The latest dust up occurred yesterday with the company pre-announcing its quarter, dramatically slashing its revenue outlook in the current quarter and for the full year.
And then, an internal memo from CEO Jon Rubinstein was leaked which suggests that Palm's top domestic carriers, Verizon and Sprint , have stopped ordering new phones. Which would all be bad enough on its own.
But the story has another angle worth examining.
Let's take a look at the chronology here: On February 11, rumors began to circulate that Palm's Chinese manufacturing partner had suspended work on Palm's Pre and Pre-Plus smart phones. When asked about this, Palm released a statement saying that because of the Chinese New Year, and because of the new deal with Verizon, the company was ramping up ahead of the holiday, and then would resume manufacturing afterward. Palm also made a passing reference to trying to keep manufacturing in line with customer orders. But it was its casual connection to the Chinese New Year that made a suspension in manufacturing no big deal.

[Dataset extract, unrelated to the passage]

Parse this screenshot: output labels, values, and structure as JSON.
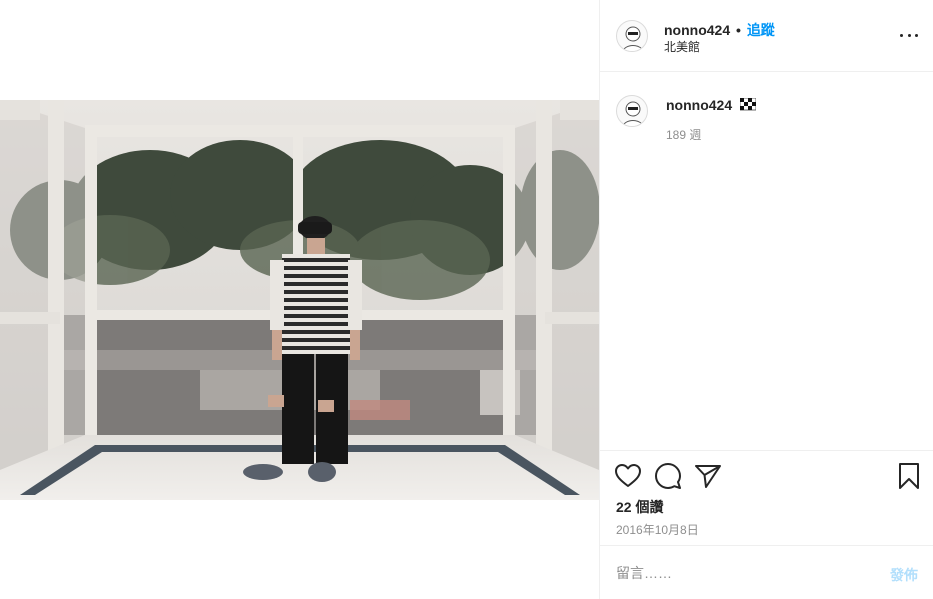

Well, it's a decidedly bigger deal in the context of news now that Verizon and Sprint have stopped ordering new phones. So, when did Palm know about that? A source at Palm confirmed to me this morning that the company did in fact know three weeks ago that Verizon and Sprint had halted new orders of the company's phones. The question at the time was not whether that part of the Palm story ought to be disclosed; instead it was centered on, "Can we back this up? When it comes time to pre-announce, can we back this up?"
This all smells wildly fishy to me.
If the company knew three weeks ago that Verizon and Sprint were stopping orders, why not just announce it then? Why dribble the news out, and attribute a manufacturing stoppage to the Chinese New Year, which would ultimately not pass the smell test since the work holiday typically only lasts a week and Palm's manufacturing has been suspended for the entire month?

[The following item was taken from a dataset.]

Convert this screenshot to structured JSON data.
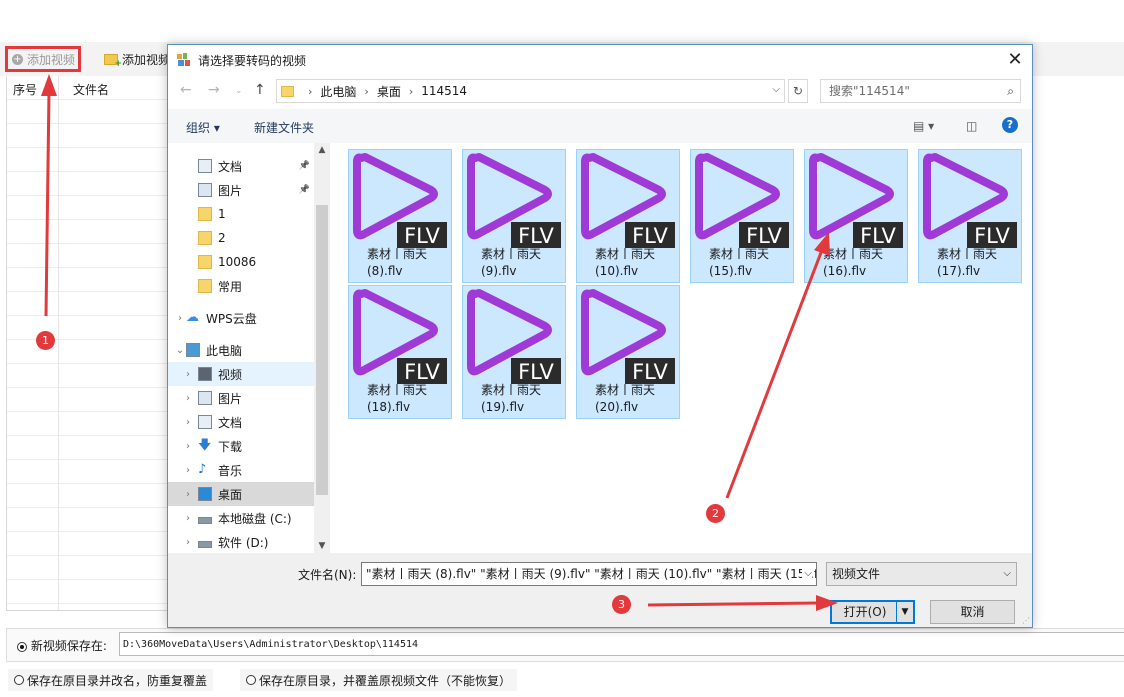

I put these questions to Palm spokesperson Lynn Fox earlier today. She says, "We ramped up production, just before the Chinese New Year and in preparation for Verizon and intend to start the line back up at the end of February, and that would have been the same even if we didn't pre-announce."
That might be the case, but the analysts I'm talking to are furious.
Management has a serious credibility issue, I'm told, and this only makes it substantially worse. Another told me that Palm's attempts to throw investors off the scent of an order slowdown by its major customers by connecting a manufacturing stoppage to the Chinese New Year isn't nearly as forthcoming as the company ought to be. (He had more colorful language to share, but that's what he meant.)
This is potentially a big problem for Palm.
Better put, it's potentially ANOTHER big problem for Palm. The company seems to be playing fast and furious with the truth. Analysts are wary. And judging by the company's continuing plunge, investors are throwing in the towel. Difficulty competing in the marketplace is one thing; losing trust is quite another.